この日最終日のスタート前に受けた可愛らしい声援に、思わず笑み崩れた。翌21日(月)の敬老の日に、地元・札幌北広島ゴルフ倶楽部で行われる「第1回北広島スナッグゴルフ大会」に参加する子供たちがその前日に選手たちと、スタートの1番ティまで一緒に手をつないで入場するキッズエスコートを体験した。

中嶋を担当してくれたのは、地元北海道の北の台小2年の永井翔梧くんだった。

入場直前の顔合わせで握手を交わしたとき、永井くんが中嶋を見上げて何ごとかをつぶやいた。
よく聞き取ろうとして中嶋が深く腰をかがめると、今度はもっと大きな声で「今日は逆転してください!」。

思わず笑顔で「はいはい、分かったよ!」と、請け負った。永井くんの願いを一身に背負い、本人もその気満々で出ていった。

4番、5番で連続バーディ。さらに7番でも獲って、谷口に2打差まで詰め寄って「エンジンがかかってきたところ」だっただけに、すぐあとの8番のボギーが悔やまれる。

「しっかりと乗せたいと思って大きめのクラブを握ったんだけど、握った瞬間にデカイのではと、思ってしまった。その迷いがミスにつながった」と、悔やむ。

「あのボギーで流れを止めてしまった。あそこをしのげていれば、谷口をもっと気まずい雰囲気に出来たんじゃないか」と悔しがる。

同時に、昨年大会に引き続き2年連続の2位に、54歳が充実感。
「随所に素晴らしいプレーも見せられた」と、胸を張る。
17番パー5の、奧からのアプローチもそのひとつだ。
洋芝の深いラフは、左足下がりという難しい状況からピンそばにピタリとつけるなどプロ34年の経験と技を見せつけた。

「今年もまた悔しい気持ちを味わえただけでも、可能性はある」。
大会4勝を誇る「輪厚の帝王」は、次の5勝目について「あと20年位内には達成するから。俺もまだ若いからね…!!」と言って、ガハハと笑った。

ちなみにこの日1番ティで、中嶋と手をつないだ永井くんは、もともと昨年覇者の矢野東のファンだったそうだ。
「でも今日、手をつないで中嶋プロのファンになりました」と嬉しそうに話していた。
この日のプレーぶりを見て、ますますその思いを、またプロへの憧れを強くしたに違いない。

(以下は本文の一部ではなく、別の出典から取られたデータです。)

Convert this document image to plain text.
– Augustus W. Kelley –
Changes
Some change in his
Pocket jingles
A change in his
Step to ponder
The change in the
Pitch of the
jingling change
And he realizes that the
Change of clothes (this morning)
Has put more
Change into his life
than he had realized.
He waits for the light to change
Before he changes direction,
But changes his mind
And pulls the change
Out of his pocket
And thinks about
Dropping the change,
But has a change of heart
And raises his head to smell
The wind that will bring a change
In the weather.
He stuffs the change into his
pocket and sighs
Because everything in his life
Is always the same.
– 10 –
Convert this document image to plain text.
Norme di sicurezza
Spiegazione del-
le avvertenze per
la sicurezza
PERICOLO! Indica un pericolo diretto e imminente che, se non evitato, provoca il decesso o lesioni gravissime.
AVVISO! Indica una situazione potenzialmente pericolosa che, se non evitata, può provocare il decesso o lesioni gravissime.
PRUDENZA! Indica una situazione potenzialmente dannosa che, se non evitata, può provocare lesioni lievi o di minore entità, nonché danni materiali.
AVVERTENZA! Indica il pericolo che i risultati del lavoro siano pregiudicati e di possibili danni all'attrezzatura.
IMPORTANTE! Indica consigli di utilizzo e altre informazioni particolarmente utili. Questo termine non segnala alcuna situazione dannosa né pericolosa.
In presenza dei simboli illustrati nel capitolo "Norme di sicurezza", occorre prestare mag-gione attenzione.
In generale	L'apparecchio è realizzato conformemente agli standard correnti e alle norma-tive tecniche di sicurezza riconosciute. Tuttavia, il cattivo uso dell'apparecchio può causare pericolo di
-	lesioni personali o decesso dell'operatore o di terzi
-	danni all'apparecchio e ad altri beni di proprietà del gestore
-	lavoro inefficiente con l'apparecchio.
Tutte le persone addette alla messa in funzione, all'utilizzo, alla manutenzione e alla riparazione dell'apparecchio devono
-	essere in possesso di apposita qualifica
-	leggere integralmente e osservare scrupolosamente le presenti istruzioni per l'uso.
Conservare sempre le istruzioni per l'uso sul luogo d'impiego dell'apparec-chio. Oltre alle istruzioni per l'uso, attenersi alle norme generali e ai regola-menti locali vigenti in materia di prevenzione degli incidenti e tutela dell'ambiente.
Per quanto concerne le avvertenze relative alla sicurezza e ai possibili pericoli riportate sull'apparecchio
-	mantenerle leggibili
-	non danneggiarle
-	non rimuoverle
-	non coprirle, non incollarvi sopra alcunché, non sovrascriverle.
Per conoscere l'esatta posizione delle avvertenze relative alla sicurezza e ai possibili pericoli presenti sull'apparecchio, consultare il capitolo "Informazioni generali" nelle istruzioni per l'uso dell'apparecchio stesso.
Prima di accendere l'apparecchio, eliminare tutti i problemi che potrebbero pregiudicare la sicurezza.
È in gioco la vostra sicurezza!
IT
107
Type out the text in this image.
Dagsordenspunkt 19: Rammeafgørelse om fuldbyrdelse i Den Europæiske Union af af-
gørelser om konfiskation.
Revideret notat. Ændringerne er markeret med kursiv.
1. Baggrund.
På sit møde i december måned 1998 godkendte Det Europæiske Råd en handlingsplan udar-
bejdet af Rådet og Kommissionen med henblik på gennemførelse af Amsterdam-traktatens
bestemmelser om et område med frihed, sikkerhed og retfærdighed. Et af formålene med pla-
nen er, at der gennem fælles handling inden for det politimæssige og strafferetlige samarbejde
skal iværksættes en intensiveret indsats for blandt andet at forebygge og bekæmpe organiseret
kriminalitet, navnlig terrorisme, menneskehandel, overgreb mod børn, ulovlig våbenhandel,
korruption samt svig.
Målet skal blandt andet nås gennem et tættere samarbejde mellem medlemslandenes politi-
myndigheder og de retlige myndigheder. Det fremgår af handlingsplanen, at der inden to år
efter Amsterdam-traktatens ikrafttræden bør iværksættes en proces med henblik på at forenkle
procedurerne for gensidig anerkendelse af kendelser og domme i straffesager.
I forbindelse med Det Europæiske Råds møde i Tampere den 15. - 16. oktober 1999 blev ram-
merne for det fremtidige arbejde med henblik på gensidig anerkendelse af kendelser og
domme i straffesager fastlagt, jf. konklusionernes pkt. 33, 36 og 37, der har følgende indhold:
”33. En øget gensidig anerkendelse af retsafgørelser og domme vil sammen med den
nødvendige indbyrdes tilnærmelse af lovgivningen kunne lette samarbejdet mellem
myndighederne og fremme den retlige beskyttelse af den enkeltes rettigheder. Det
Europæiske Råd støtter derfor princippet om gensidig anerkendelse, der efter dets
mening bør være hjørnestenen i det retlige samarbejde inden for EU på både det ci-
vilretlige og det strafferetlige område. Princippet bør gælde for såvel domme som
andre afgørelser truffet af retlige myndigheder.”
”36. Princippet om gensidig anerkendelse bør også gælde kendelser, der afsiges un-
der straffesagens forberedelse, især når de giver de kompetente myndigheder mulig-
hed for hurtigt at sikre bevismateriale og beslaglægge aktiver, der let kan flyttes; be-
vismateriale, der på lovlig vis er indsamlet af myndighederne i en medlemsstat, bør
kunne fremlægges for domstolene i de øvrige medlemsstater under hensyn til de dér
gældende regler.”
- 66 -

そして、翌21日(月)に行われる「第1回北広島スナッグゴルフ大会」ではこの日の経験を、存分に発揮してくれることだろう。

※ANAオープンの地元・北海道の北広島市には、大会主管の日本ゴルフツアー機構(JGTO)が社会貢献活動の一環として、ゴルフの初期段階を学べるスナッグゴルフのコーチングセット4つを寄贈。地元小学校に導入されています。
また、定期的に教室も開かれており、今年も新たに2校への導入を計画中です。
すでに市教育委員会主催の大会も開かれるなどますますその広がりをみせ、大会最終日の翌21日(月)に行われるJGTO主催の「第1回北広島スナッグゴルフ大会」では、ANAオープンの1番ティで、手をつないで選手の入場をエスコートしてくれた子供たちの活躍が期待されています。